Renovamos todo. Hay nuevas es­cenografías y nuevos efectos es­peciales. Yo reescribí la orques­tación, después de tanto tiempo tuve ganas de meter mano…

¿Encontraste un Ángel más joven e inexperto al abrir las partituras?
En aquella época fue todo muy rápido. Tito Lectoure nos avisó que estrenábamos cuatro meses antes. Había que armar todo en tiempo récord. Después no las to­qué más por cábala. Este año me decidí. Me ayudaron mi hijo Da­mián y mi mujer, Dolores.

Damián dirige la orquesta con sólo 22 años.
Sí, compartir esto con él es mara­villoso. Yo toco el piano dentro de la orquesta, así que estoy literal­mente bajo la dirección de mi hijo. No existe nada parecido a la com­petencia entre nosotros. Damián fue siempre muy precoz. Sabe y recuerda todo, y ama esto.

Imagino que te recuerda a vos mismo cuando arrancaste…
Cuando se estrenó Drácula yo te­nía 31 años. La mamá siempre lo traía, y él en el final se colgaba de mi pierna. En casa cantaba el tema de amor de la obra con su hermanito. Tenías que verlos, en­tonando «Tú y yo quién nos pue­de separar» a los gritos (ríe). Aho­ra Emmanuel estudia canto con Juan Rodó, y guitarra eléctrica.

Los dos con inquietudes musi­cales. ¡Sos el ídolo de tus hijos!
No sé…. Si les puedo legar algo, ge­nial. Lo que sí es innegable que me ven apasionado por lo que hago.
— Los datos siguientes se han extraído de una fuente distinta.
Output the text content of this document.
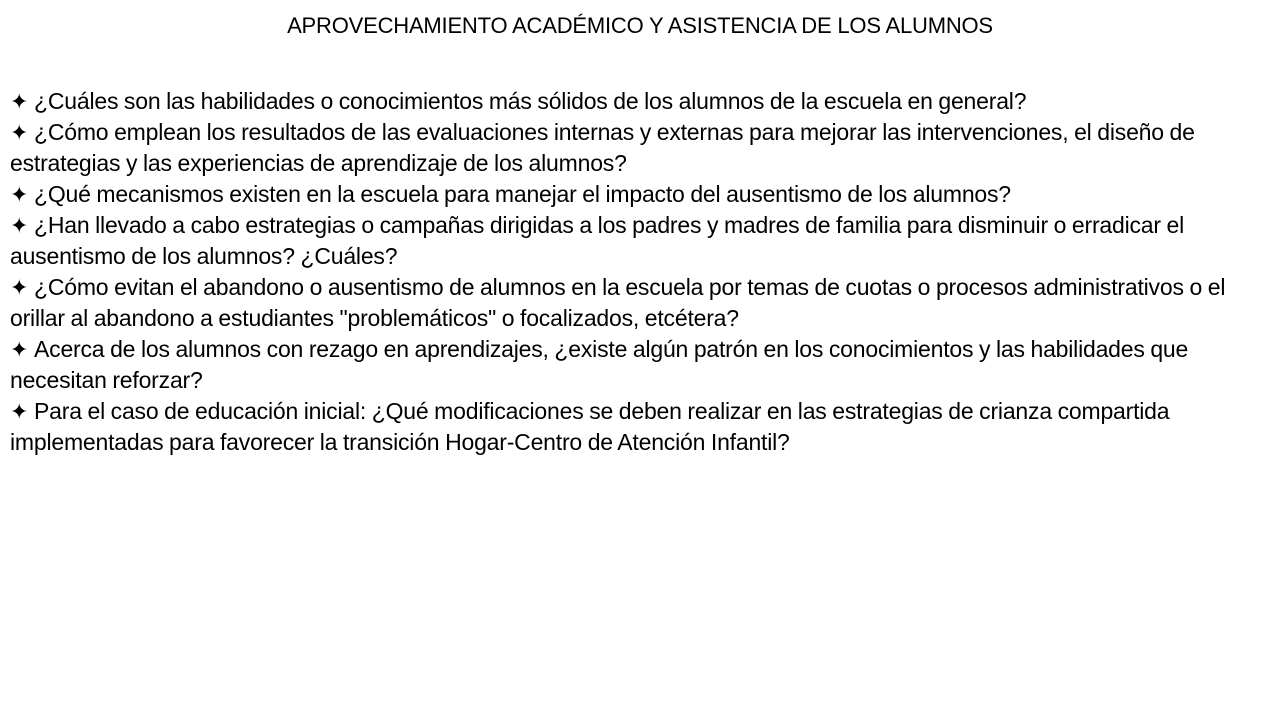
APROVECHAMIENTO ACADÉMICO Y ASISTENCIA DE LOS ALUMNOS
✦ ¿Cuáles son las habilidades o conocimientos más sólidos de los alumnos de la escuela en general?
✦ ¿Cómo emplean los resultados de las evaluaciones internas y externas para mejorar las intervenciones, el diseño de estrategias y las experiencias de aprendizaje de los alumnos?
✦ ¿Qué mecanismos existen en la escuela para manejar el impacto del ausentismo de los alumnos?
✦ ¿Han llevado a cabo estrategias o campañas dirigidas a los padres y madres de familia para disminuir o erradicar el ausentismo de los alumnos? ¿Cuáles?
✦ ¿Cómo evitan el abandono o ausentismo de alumnos en la escuela por temas de cuotas o procesos administrativos o el orillar al abandono a estudiantes "problemáticos" o focalizados, etcétera?
✦ Acerca de los alumnos con rezago en aprendizajes, ¿existe algún patrón en los conocimientos y las habilidades que necesitan reforzar?
✦ Para el caso de educación inicial: ¿Qué modificaciones se deben realizar en las estrategias de crianza compartida implementadas para favorecer la transición Hogar-Centro de Atención Infantil?
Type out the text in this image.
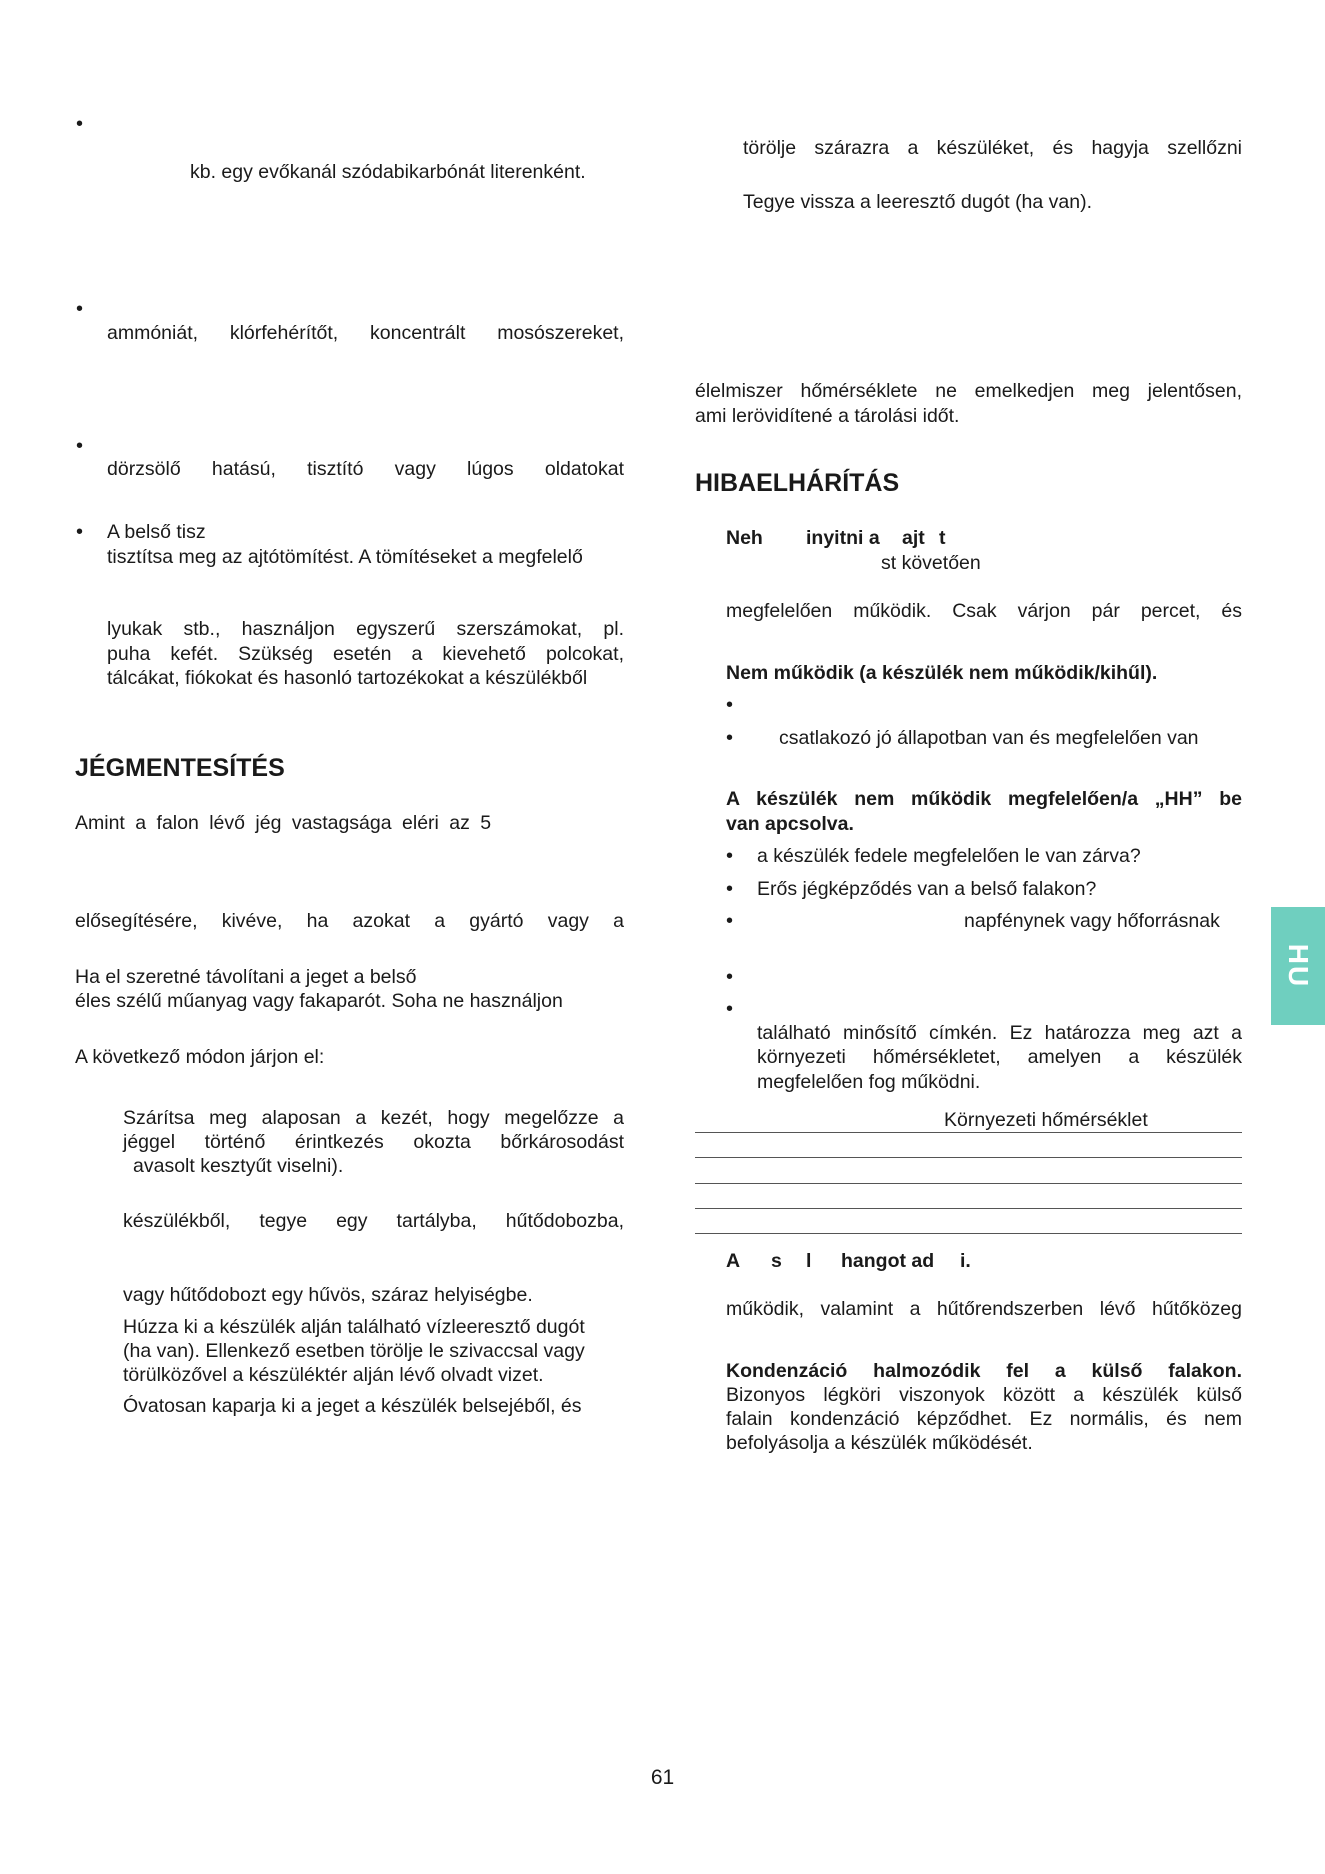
•
kb. egy evőkanál szódabikarbónát literenként.
•
ammóniát, klórfehérítőt, koncentrált mosószereket,
•
dörzsölő hatású, tisztító vagy lúgos oldatokat
• A belső tisz
tisztítsa meg az ajtótömítést. A tömítéseket a megfelelő
lyukak stb., használjon egyszerű szerszámokat, pl.
puha kefét. Szükség esetén a kievehető polcokat,
tálcákat, fiókokat és hasonló tartozékokat a készülékből
JÉGMENTESÍTÉS
Amint a falon lévő jég vastagsága eléri az 5
elősegítésére, kivéve, ha azokat a gyártó vagy a
Ha el szeretné távolítani a jeget a belső
éles szélű műanyag vagy fakaparót. Soha ne használjon
A következő módon járjon el:
Szárítsa meg alaposan a kezét, hogy megelőzze a
jéggel történő érintkezés okozta bőrkárosodást
avasolt kesztyűt viselni).
készülékből, tegye egy tartályba, hűtődobozba,
vagy hűtődobozt egy hűvös, száraz helyiségbe.
Húzza ki a készülék alján található vízleeresztő dugót
(ha van). Ellenkező esetben törölje le szivaccsal vagy
törülközővel a készüléktér alján lévő olvadt vizet.
Óvatosan kaparja ki a jeget a készülék belsejéből, és
törölje szárazra a készüléket, és hagyja szellőzni
Tegye vissza a leeresztő dugót (ha van).
élelmiszer hőmérséklete ne emelkedjen meg jelentősen,
ami lerövidítené a tárolási időt.
HIBAELHÁRÍTÁS
Neh inyitni a ajt t
st követően
megfelelően működik. Csak várjon pár percet, és
Nem működik (a készülék nem működik/kihűl).
•
• csatlakozó jó állapotban van és megfelelően van
A készülék nem működik megfelelően/a „HH” be
van apcsolva.
• a készülék fedele megfelelően le van zárva?
• Erős jégképződés van a belső falakon?
•	napfénynek vagy hőforrásnak
•
•
található minősítő címkén. Ez határozza meg azt a
környezeti hőmérsékletet, amelyen a készülék
megfelelően fog működni.
Környezeti hőmérséklet
A s l hangot ad i.
működik, valamint a hűtőrendszerben lévő hűtőközeg
Kondenzáció halmozódik fel a külső falakon.
Bizonyos légköri viszonyok között a készülék külső
falain kondenzáció képződhet. Ez normális, és nem
befolyásolja a készülék működését.
HU
61
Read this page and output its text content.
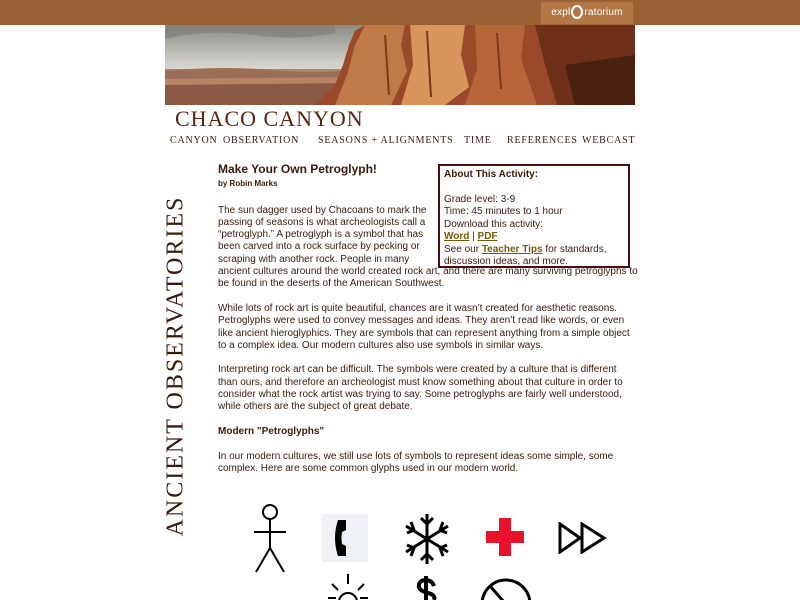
expl ratorium
CHACO CANYON
CANYON OBSERVATION SEASONS + ALIGNMENTS TIME REFERENCES WEBCAST
ANCIENT OBSERVATORIES
Make Your Own Petroglyph!
by Robin Marks

The sun dagger used by Chacoans to mark the passing of seasons is what archeologists call a “petroglyph.” A petroglyph is a symbol that has been carved into a rock surface by pecking or scraping with another rock. People in many

ancient cultures around the world created rock art, and there are many surviving petroglyphs to be found in the deserts of the American Southwest.

While lots of rock art is quite beautiful, chances are it wasn’t created for aesthetic reasons. Petroglyphs were used to convey messages and ideas. They aren’t read like words, or even like ancient hieroglyphics. They are symbols that can represent anything from a simple object to a complex idea. Our modern cultures also use symbols in similar ways.

Interpreting rock art can be difficult. The symbols were created by a culture that is different than ours, and therefore an archeologist must know something about that culture in order to consider what the rock artist was trying to say. Some petroglyphs are fairly well understood, while others are the subject of great debate.

Modern "Petroglyphs"

In our modern cultures, we still use lots of symbols to represent ideas some simple, some complex. Here are some common glyphs used in our modern world.

About This Activity:
Grade level: 3-9
Time: 45 minutes to 1 hour
Download this activity:
Word | PDF
See our Teacher Tips for standards, discussion ideas, and more.
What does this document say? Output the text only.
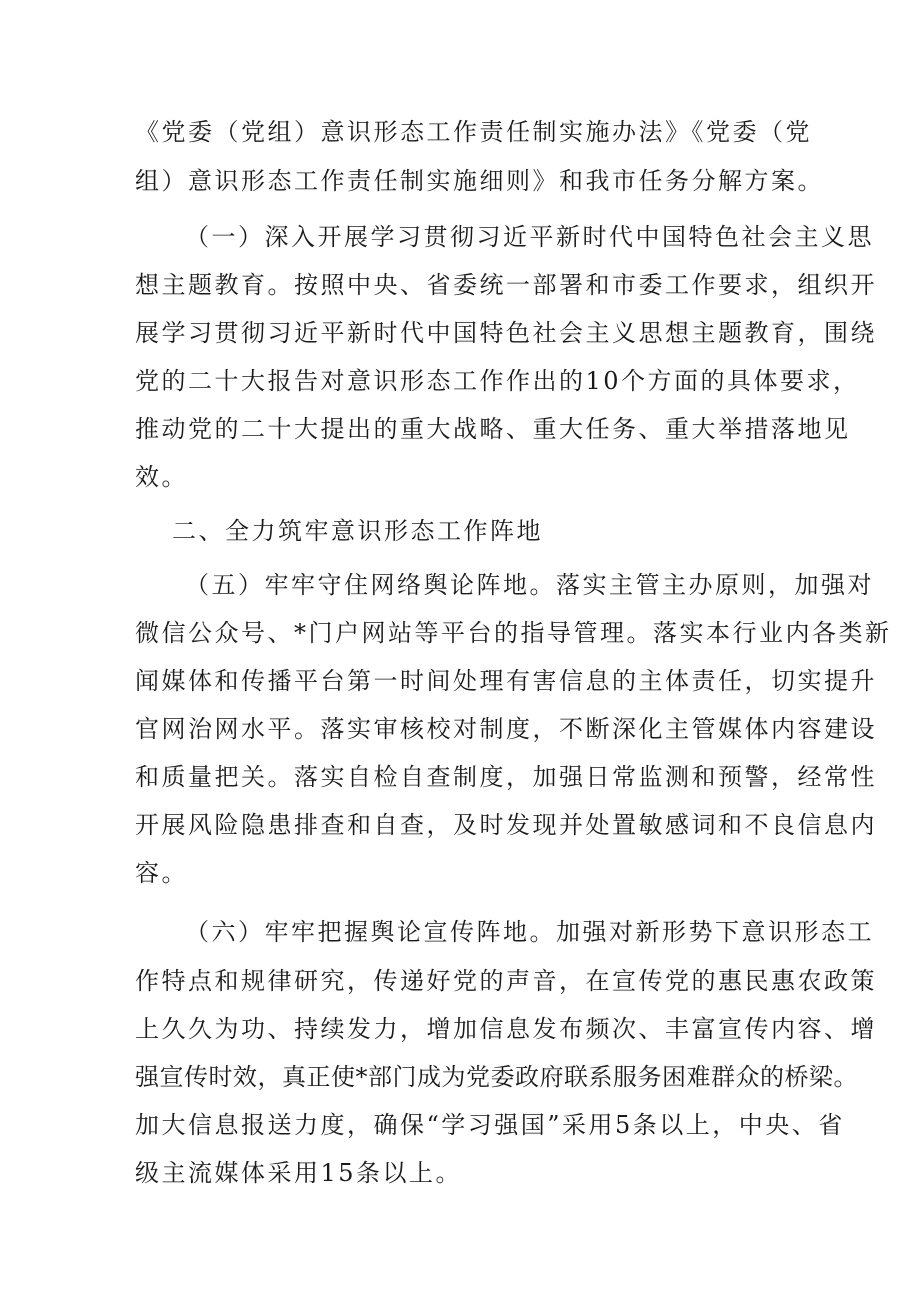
《党委（党组）意识形态工作责任制实施办法》《党委（党
组）意识形态工作责任制实施细则》和我市任务分解方案。
（一）深入开展学习贯彻习近平新时代中国特色社会主义思
想主题教育。按照中央、省委统一部署和市委工作要求，组织开
展学习贯彻习近平新时代中国特色社会主义思想主题教育，围绕
党的二十大报告对意识形态工作作出的10个方面的具体要求，
推动党的二十大提出的重大战略、重大任务、重大举措落地见
效。
二、全力筑牢意识形态工作阵地
（五）牢牢守住网络舆论阵地。落实主管主办原则，加强对
微信公众号、*门户网站等平台的指导管理。落实本行业内各类新
闻媒体和传播平台第一时间处理有害信息的主体责任，切实提升
官网治网水平。落实审核校对制度，不断深化主管媒体内容建设
和质量把关。落实自检自查制度，加强日常监测和预警，经常性
开展风险隐患排查和自查，及时发现并处置敏感词和不良信息内
容。
（六）牢牢把握舆论宣传阵地。加强对新形势下意识形态工
作特点和规律研究，传递好党的声音，在宣传党的惠民惠农政策
上久久为功、持续发力，增加信息发布频次、丰富宣传内容、增
强宣传时效，真正使*部门成为党委政府联系服务困难群众的桥梁。
加大信息报送力度，确保“学习强国”采用5条以上，中央、省
级主流媒体采用15条以上。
Vivís en Pilar hace ya algu­nos años, ¿estabas cansado de Buenos Aires?
Estoy muy contento allá. Puse un conservatorio en un shopping que enseguida funcionó. Mi mujer da clases de violín y yo le enseño pia­no a Irene, mi única alumna, que tiene 74 años, me hace caso y toca bárbaro. Buenos Aires me gusta, pero cuando salgo de las funcio­nes me amargo mucho. La gen­te que tiene a cargo esta Ciudad no debe pasar nunca por Corrien­tes y Callao de noche. Yo viví esta zona de otra manera. Al jefe de Gobierno le llevé en 2007 un pro­yecto para mejorarla. Consistía en una serie de modificaciones desde acá hasta el Bajo para que todo es­tuviera más lindo y tranquilo. No prosperó. Costaba cero pesos por­que eran cosas de nuestra inven­tiva -de Pepe y mía-, que conse­guíamos haciendo arreglos con distintas empresas.

Tu eterno compinche, Pepito, lagrimeó en el estreno. Vos hoy. ¿Son los años?
Es que la luchamos mucho. Y hoy vemos en los chicos -su sobrina, que protagoniza la obra, y mi hijo- nuestros logros. Estamos llorones, ¡pero estamos bien!

Al terminar la charla, en el hall del Astral un muchacho saca tan­das de pochoclos. Un hombre, vestido con el uniforme del tea­tro chequea que esté bajo el telón antes de abrir la puerta de la ave­nida. Detrás del puesto de souve­nirs, una chica espera que entre el malón a llevárselo todo: CD´s, re­meras, partituras, tazas y lápices. En otro rincón, Pepito y Mahler se dicen algo en secreto, con el gesto cómplice de quienes se conocen desde hace una eternidad. Drá­cula volvió a las tablas, a 20 años de su estreno, y ya está todo listo para que empiece otra función.